Thanks! Razorblade is one of our faves as well. We like the blown out vocals as well!
As for the sample? The Knife have been really cool for not suing the shit out of us. We assume they are familiar with the track, I think one of the band members follow us on Twitter! @GetbusycommittE
In that same interview, Ian stated that the album is “something that you guys have been working on for over a year; in your spare time, and across the country, and for essentially no money”. You later said “Don’t make a record, it’s the worst way to try to make a living.” What are your day jobs? Do they have any relation to your music?
We have been fortunate enough in this business to sustain us through the years: Styles Of Beyond, Fort Minor, Demigodz, as well as producing for outside artists have paid the bills for years. Some years are better than others, but we have been very fortunate thus far. Some of the things we do to earn money are:
Scoop DeVille: His production credits include Snoop Dogg’s ‘Life Of Da Party‘ and ‘I Wanna Rock‘, Fat Joe and Young Jeezy ‘Ha Ha‘, as well as upcoming tracks on albums from Busta Rhymes, The Clipse, Bishop Lamont, and of course the Get Busy Committee. Safe to say, the kid don’t need a day job.

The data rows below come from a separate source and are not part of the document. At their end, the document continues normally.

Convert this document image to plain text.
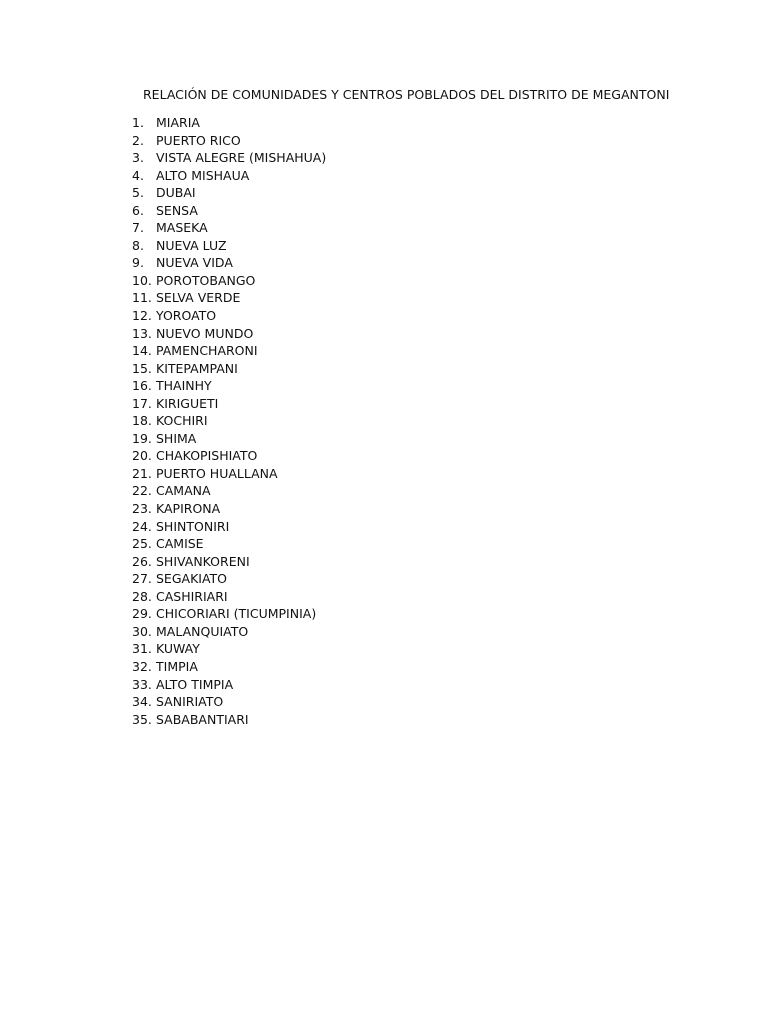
RELACIÓN DE COMUNIDADES Y CENTROS POBLADOS DEL DISTRITO DE MEGANTONI
1. MIARIA
2. PUERTO RICO
3. VISTA ALEGRE (MISHAHUA)
4. ALTO MISHAUA
5. DUBAI
6. SENSA
7. MASEKA
8. NUEVA LUZ
9. NUEVA VIDA
10. POROTOBANGO
11. SELVA VERDE
12. YOROATO
13. NUEVO MUNDO
14. PAMENCHARONI
15. KITEPAMPANI
16. THAINHY
17. KIRIGUETI
18. KOCHIRI
19. SHIMA
20. CHAKOPISHIATO
21. PUERTO HUALLANA
22. CAMANA
23. KAPIRONA
24. SHINTONIRI
25. CAMISE
26. SHIVANKORENI
27. SEGAKIATO
28. CASHIRIARI
29. CHICORIARI (TICUMPINIA)
30. MALANQUIATO
31. KUWAY
32. TIMPIA
33. ALTO TIMPIA
34. SANIRIATO
35. SABABANTIARI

Apathy: Shitloads of solo records including the recently released Wanna Snuggle? as well as upcoming albums with Army Of The Pharaohs, and the Demigodz. Production for Cypress Hill, Busta Rhymes and more. Your boy is good!
Ryu: Get Busy Committee, and PR/Marketing for True Love & False Idols.
You’ve all been part of the hip-hop scene for over a decade. You knew the music business pre-internet. It must be quite a change to work as GBC, whose marketing and promotional output is almost entirely online.
Yeah the marketing and promo has changed a lot, but we’ve been in the business long enough and have worked albums in just about every climate of the ever-changing music business, so the new way of doing things hasn’t come as a shock to us. It’s actually a welcome change after spending so much time on major labels. The new style of marketing is much better suited to a group like us. We love it.
Scoop, have you shown GBC material to Snoop or The Game? What kind of feedback have you been getting?
Scoop: Yeah I was just out in Miami recently with Fat Joe, DJ Khaled, Cool and Dre, and they loved the USB uzi! I should have brought more with me, everyone was taking pictures with them and shit! The industry is definitely taking notice of the moves we’re making. We’re actually working on a Get Busy Committee and Busta Rhymes song tonight! Shit is gonna be nuts!